Influence of Nao Xue Kang tablet on dynamic expression of PAR- 1after acute intracerebral hemorrhage in rats
- VernacularTitle:脑血康片对急性脑出血大鼠PAR-1表达及动态演变的影响
- Author:
Guoqing ZHENG
;
Yan WANG
;
Xiaotong WANG
- Publication Type:Journal Article
- Keywords:
Cerebral hemorrhage;
Nao Xue Kang tablet;
Thrombin;
Protease- activated receptors- 1
- From:
Chinese Journal of Pathophysiology
2006;22(4):786-790
- CountryChina
- Language:Chinese
-
Abstract:
AIM: To study the dynamic expression of protease - activated receptors - 1 (PAR- 1 ) after intracerebral hemorrhage (ICH) and the influence of Nao Xue Kang Tablet (NXKT) on it's expression. METHODS: 72 Wistar rats were divided into normal group, ICH model groups (ICH, 6 h, 24 h, 3 d, 7 d), Nao Xue Kang groups (NXKT, 6 h, 24 h, 3 d,7 d).ICH models were produced with the induction of collagenase typeⅦ - S, except normal group. Immunohistochemical method was used to detect PAR- 1 protein and RT- PCR technique was used to detect PAR- 1 mRNA in brain tissues around the haematoma at different time points of different groups. RESULTS: PAR - 1 protein and mRNA were mildly positive in normal group. In ICH model groups, intensity of PAR - 1 expression started to increase at 6 h, and further increased at 24 h. PAR - 1 expression reached the peak at 3 d and began to descend. At 7 d the decent was obvious. At 6 h, 24 h, 3 d, and 7 d time points, the PAR-1 protein positive cell number and PAR- 1 mRNA absorbance ratio in ICH model and NXKT groups were significantly higher than those in normal group ( P <0.05 or P < 0.01).
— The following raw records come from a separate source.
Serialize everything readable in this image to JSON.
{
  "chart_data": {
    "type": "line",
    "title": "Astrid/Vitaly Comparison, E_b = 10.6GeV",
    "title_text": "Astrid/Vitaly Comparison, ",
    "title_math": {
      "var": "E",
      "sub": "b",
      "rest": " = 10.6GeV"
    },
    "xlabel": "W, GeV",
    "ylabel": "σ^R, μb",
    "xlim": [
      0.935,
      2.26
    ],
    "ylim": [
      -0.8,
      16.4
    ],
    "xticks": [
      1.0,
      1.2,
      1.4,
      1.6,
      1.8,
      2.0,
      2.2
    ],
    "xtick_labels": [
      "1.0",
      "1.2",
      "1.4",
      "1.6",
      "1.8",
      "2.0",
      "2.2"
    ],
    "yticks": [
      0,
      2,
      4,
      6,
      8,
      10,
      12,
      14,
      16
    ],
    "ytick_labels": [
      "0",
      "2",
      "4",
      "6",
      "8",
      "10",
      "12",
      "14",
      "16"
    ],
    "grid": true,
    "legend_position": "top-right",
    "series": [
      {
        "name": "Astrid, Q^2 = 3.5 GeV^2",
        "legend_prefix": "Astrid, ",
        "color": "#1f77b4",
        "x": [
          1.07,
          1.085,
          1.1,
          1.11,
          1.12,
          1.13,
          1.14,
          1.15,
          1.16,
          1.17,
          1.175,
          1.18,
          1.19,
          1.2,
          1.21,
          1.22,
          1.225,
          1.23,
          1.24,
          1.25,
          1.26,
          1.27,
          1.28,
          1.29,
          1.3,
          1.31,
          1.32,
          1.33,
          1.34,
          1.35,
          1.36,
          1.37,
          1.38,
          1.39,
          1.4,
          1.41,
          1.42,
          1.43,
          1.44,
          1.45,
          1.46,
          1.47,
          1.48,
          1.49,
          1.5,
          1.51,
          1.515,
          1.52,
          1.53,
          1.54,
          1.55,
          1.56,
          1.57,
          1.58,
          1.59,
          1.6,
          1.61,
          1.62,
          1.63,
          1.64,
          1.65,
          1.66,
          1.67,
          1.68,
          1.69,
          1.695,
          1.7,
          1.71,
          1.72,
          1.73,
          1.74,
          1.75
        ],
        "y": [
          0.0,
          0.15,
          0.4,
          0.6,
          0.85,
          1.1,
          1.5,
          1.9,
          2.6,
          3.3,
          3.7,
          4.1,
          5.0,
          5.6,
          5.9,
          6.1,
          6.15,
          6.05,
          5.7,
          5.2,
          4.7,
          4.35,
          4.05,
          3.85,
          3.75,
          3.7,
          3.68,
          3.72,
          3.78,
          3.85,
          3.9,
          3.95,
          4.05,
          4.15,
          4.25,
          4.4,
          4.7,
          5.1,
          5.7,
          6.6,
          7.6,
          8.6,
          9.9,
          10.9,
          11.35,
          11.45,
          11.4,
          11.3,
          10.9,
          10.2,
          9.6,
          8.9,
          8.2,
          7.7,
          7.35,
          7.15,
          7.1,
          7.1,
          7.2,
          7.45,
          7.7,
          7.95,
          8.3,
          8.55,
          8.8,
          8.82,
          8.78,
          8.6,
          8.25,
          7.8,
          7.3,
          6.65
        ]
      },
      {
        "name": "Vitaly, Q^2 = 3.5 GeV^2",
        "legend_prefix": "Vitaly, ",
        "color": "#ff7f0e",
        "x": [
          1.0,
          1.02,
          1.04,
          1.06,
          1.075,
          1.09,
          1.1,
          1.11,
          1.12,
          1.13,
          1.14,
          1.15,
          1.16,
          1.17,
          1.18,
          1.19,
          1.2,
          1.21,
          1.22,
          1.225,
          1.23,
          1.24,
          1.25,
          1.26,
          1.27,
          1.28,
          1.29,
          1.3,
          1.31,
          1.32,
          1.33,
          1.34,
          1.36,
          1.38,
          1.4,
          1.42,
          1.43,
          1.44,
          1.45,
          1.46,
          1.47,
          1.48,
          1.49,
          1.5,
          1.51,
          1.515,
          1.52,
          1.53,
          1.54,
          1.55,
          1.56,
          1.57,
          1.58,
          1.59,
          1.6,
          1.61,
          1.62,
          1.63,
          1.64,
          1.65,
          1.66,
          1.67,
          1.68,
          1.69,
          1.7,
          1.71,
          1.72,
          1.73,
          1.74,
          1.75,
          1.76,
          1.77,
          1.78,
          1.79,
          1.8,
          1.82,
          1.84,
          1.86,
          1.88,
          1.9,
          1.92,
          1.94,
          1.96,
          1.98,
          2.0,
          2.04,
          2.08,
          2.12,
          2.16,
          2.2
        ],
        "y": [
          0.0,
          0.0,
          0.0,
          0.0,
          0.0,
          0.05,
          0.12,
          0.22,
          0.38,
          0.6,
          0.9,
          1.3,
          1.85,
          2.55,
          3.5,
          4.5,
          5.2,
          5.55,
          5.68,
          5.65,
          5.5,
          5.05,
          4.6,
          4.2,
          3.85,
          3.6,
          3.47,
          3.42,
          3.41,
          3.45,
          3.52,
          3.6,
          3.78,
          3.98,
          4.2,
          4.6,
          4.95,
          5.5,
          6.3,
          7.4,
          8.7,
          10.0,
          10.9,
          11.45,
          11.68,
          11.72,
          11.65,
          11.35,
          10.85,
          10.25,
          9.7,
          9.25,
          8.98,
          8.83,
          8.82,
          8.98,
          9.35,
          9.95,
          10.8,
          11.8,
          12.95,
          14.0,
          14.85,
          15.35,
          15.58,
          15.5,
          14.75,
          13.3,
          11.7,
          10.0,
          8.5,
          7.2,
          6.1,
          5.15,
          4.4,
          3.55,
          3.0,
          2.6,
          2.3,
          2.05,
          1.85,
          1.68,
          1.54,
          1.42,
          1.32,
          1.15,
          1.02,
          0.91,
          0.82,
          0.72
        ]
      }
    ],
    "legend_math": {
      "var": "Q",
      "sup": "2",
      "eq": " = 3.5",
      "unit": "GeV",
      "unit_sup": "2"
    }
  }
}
The PAR- 1 protein positive cell number and PAR- 1 mRNA absorbance ratio in NXKT group were significantly lower than in ICH model group ( P < 0.05 or P < 0.01 ). CONCLUSION: After ICH,PAR - 1 is continuously activated because of the stimulation of thrombin. Action of thrombin after ICH may be mediated by PAR- 1; NXKT may inhibit the activation of PAR- 1, so the praxiology is improved. This may be one of the main mechanisms that NXKT could facilitate the recovery of nervous function.